Let $p \colon S^1 \to [-1,1]$, $(x,y) \mapsto x$ be the vertical projection. Is this a cover? It seems to be one.

Edit: Why it seems to be one: For every $x \in (-1,1)$, we find some $\varepsilon > 0$ such that $U := B_\varepsilon(x) \subseteq (-1,1)$. Then $p^{-1}(U) \cong U \times S^0$ since the preimage of~$U$ is a disjoint union of two open subsets of $S^1$. For $x \in \{-1,1\}$, we could choose $U := B_1(x) \cap [-1,1]$. Then $p^{-1}(U) \cong U \times \{*\}$ since the preimage of $U$ is one open subset of $S^1$.

Answer 1

Let $x\in\{-1,1\}$ and $U$ (small enough) open neighbourhood of $x$. $p^{-1}(U)$ is an open arc of $S^1$ and in particular, it is connected. If we restrict $p$ to $p^{-1}(U)$, it is not injective because $(x_0,\pm y_0)$ are both mapped to $x_0$, but connectedness of $p^{-1}(U)$ prevents us from forming disjoint union $V_1\cup V_2 = p^{-1}(U)$ such that $p|_{V_i}$ is homeomorphism.

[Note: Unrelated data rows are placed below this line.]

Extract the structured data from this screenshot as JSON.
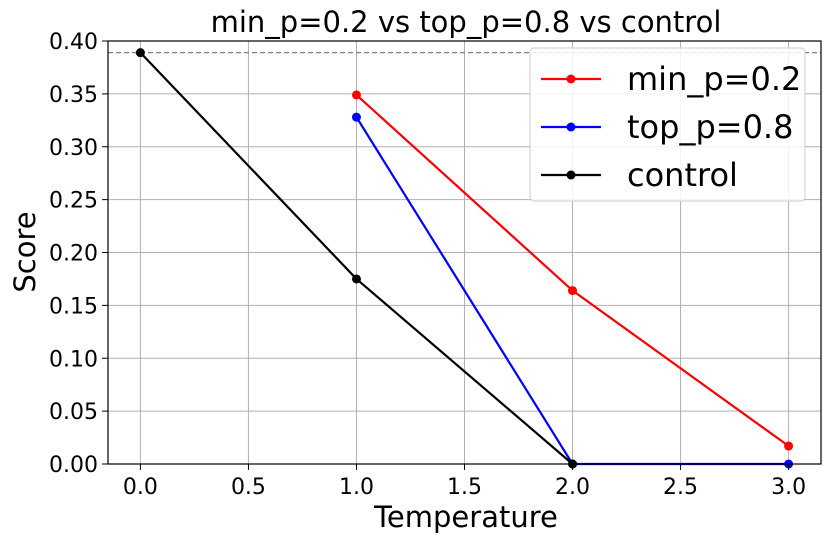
{
  "chart_data": {
    "type": "line",
    "title": "min_p=0.2 vs top_p=0.8 vs control",
    "xlabel": "Temperature",
    "ylabel": "Score",
    "xlim": [
      -0.15,
      3.15
    ],
    "ylim": [
      0.0,
      0.4
    ],
    "x_ticks": [
      "0.0",
      "0.5",
      "1.0",
      "1.5",
      "2.0",
      "2.5",
      "3.0"
    ],
    "y_ticks": [
      "0.00",
      "0.05",
      "0.10",
      "0.15",
      "0.20",
      "0.25",
      "0.30",
      "0.35",
      "0.40"
    ],
    "grid": true,
    "legend_position": "top-right",
    "reference_line": {
      "y": 0.389,
      "style": "dashed",
      "color": "#808080"
    },
    "series": [
      {
        "name": "min_p=0.2",
        "color": "#ff0000",
        "x": [
          1.0,
          2.0,
          3.0
        ],
        "y": [
          0.349,
          0.164,
          0.017
        ]
      },
      {
        "name": "top_p=0.8",
        "color": "#0000ff",
        "x": [
          1.0,
          2.0,
          3.0
        ],
        "y": [
          0.328,
          0.0,
          0.0
        ]
      },
      {
        "name": "control",
        "color": "#000000",
        "x": [
          0.0,
          1.0,
          2.0
        ],
        "y": [
          0.389,
          0.175,
          0.0
        ]
      }
    ]
  }
}
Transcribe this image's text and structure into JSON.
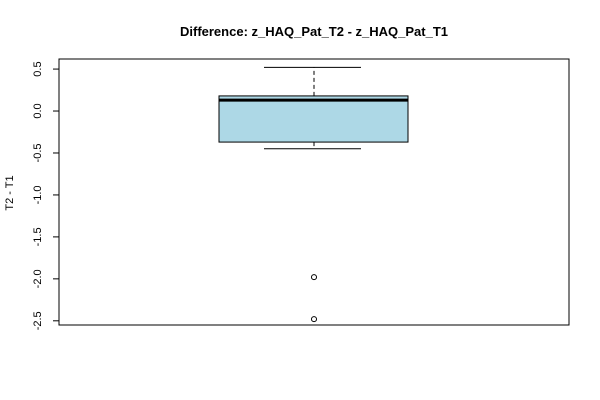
{
  "chart_data": {
    "type": "boxplot",
    "title": "Difference: z_HAQ_Pat_T2 - z_HAQ_Pat_T1",
    "xlabel": "",
    "ylabel": "T2 - T1",
    "ylim": [
      -2.55,
      0.62
    ],
    "yticks": [
      0.5,
      0.0,
      -0.5,
      -1.0,
      -1.5,
      -2.0,
      -2.5
    ],
    "ytick_labels": [
      "0.5",
      "0.0",
      "-0.5",
      "-1.0",
      "-1.5",
      "-2.0",
      "-2.5"
    ],
    "grid": false,
    "box": {
      "whisker_low": -0.45,
      "q1": -0.37,
      "median": 0.13,
      "q3": 0.18,
      "whisker_high": 0.52
    },
    "outliers": [
      -1.98,
      -2.48
    ],
    "colors": {
      "box_fill": "#add8e6",
      "stroke": "#000000"
    }
  }
}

Note that we know that $p^{-1}(U)$ should be split into the union of two connected open sets due to the fact that this happens for any $x\in(-1,1)$.

Answer 2

No. The preimage of either $\pm 1$ under $p$ is a singleton, while all the other points have fibres of cardinality $2$.

Answer 3

Other answers correctly address your specific function, but let me give you a bit more general results:

No continuous map $S^1\to [-1,1]$ is a covering map. In fact, no map $X\to Y$ is a covering map, given both $X$, $Y$ are path connected, $\pi_1(X)\neq 0$ and $\pi_1(Y)=0$. That's because a covering map $p:X\to Y$ induces an injective group homomorphism $\pi_1(p):\pi_1(X)\to\pi_1(Y)$, which is the important result in covering maps theory.

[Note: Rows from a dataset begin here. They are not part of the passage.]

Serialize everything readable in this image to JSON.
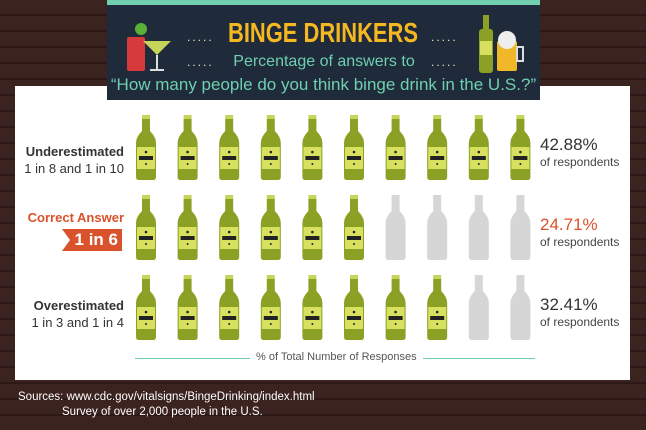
{
  "header": {
    "title": "BINGE DRINKERS",
    "subtitle": "Percentage of answers to",
    "question": "“How many people do you think binge drink in the U.S.?”"
  },
  "chart_data": {
    "type": "pictogram",
    "bottles_per_row": 10,
    "xlabel": "% of Total Number of Responses",
    "colors": {
      "filled": "#8aa126",
      "empty": "#d6d6d6",
      "label_accent": "#d9522b"
    },
    "rows": [
      {
        "label": "Underestimated",
        "sublabel": "1 in 8 and 1 in 10",
        "value": 42.88,
        "value_text": "42.88%",
        "unit_text": "of respondents",
        "filled": 10
      },
      {
        "label": "Correct Answer",
        "sublabel": "1 in 6",
        "value": 24.71,
        "value_text": "24.71%",
        "unit_text": "of respondents",
        "filled": 6
      },
      {
        "label": "Overestimated",
        "sublabel": "1 in 3 and 1 in 4",
        "value": 32.41,
        "value_text": "32.41%",
        "unit_text": "of respondents",
        "filled": 8
      }
    ]
  },
  "sources": {
    "line1": "Sources: www.cdc.gov/vitalsigns/BingeDrinking/index.html",
    "line2": "Survey of over 2,000 people in the U.S."
  }
}
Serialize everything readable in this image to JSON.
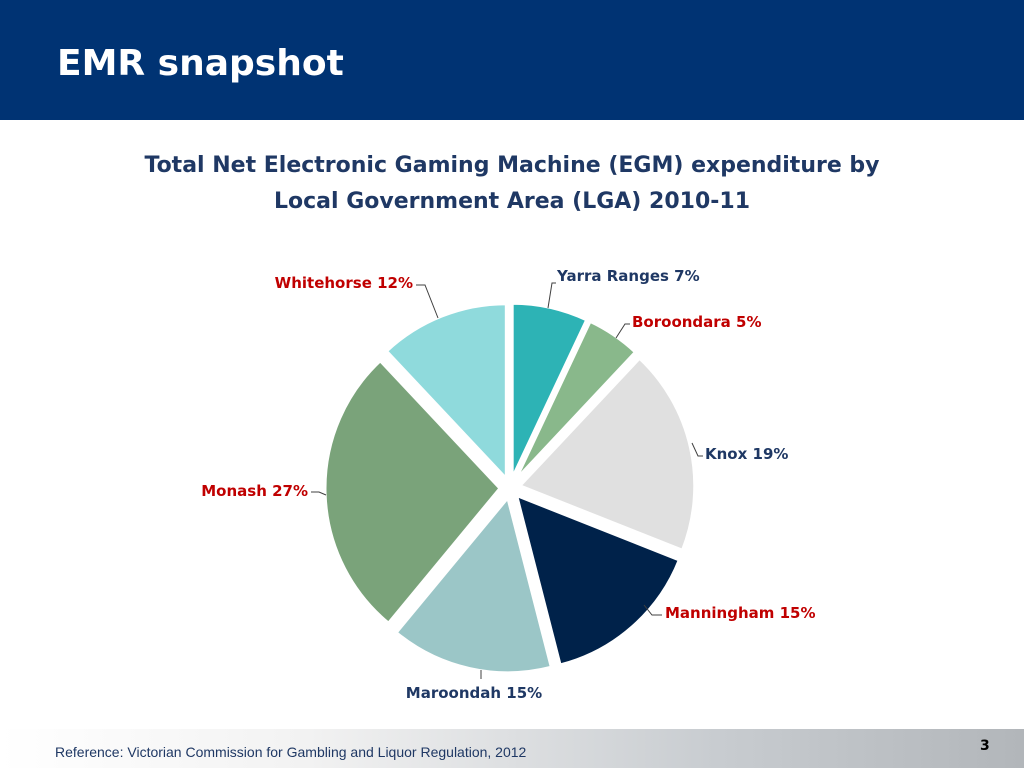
{
  "header": {
    "title": "EMR snapshot",
    "background_color": "#003373"
  },
  "chart_data": {
    "type": "pie",
    "title_line1": "Total Net Electronic Gaming Machine (EGM) expenditure by",
    "title_line2": "Local Government Area (LGA) 2010-11",
    "slices": [
      {
        "name": "Yarra Ranges",
        "value": 7,
        "label": "Yarra Ranges 7%",
        "color": "#2db3b5",
        "label_color": "#1f3864"
      },
      {
        "name": "Boroondara",
        "value": 5,
        "label": "Boroondara 5%",
        "color": "#89b88b",
        "label_color": "#c00000"
      },
      {
        "name": "Knox",
        "value": 19,
        "label": "Knox 19%",
        "color": "#e0e0e0",
        "label_color": "#1f3864"
      },
      {
        "name": "Manningham",
        "value": 15,
        "label": "Manningham 15%",
        "color": "#00224a",
        "label_color": "#c00000"
      },
      {
        "name": "Maroondah",
        "value": 15,
        "label": "Maroondah 15%",
        "color": "#9bc6c7",
        "label_color": "#1f3864"
      },
      {
        "name": "Monash",
        "value": 27,
        "label": "Monash 27%",
        "color": "#7aa37a",
        "label_color": "#c00000"
      },
      {
        "name": "Whitehorse",
        "value": 12,
        "label": "Whitehorse 12%",
        "color": "#8fdadc",
        "label_color": "#c00000"
      }
    ],
    "start": "12 o'clock",
    "direction": "clockwise",
    "exploded": true,
    "legend": "none"
  },
  "footer": {
    "reference": "Reference: Victorian Commission for Gambling and Liquor Regulation, 2012",
    "page_number": "3"
  }
}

Another reason that no map $S^1\to [-1,1]$ is a covering map, is because covering maps are local homeomorphisms. But these spaces are not locally homeomorphic. In fact no open neighbourhood of $-1$ in $[-1,1]$ is homeomorphic to an open subset of $S^1$. Because it has an "end", which formally can be seen as non cut-point (i.e. a point such that its removal doesn't disconnect the space). This of course gives us another, different generalization: no map $X\to Y$ between non-locally homeomorphic spaces is a covering map.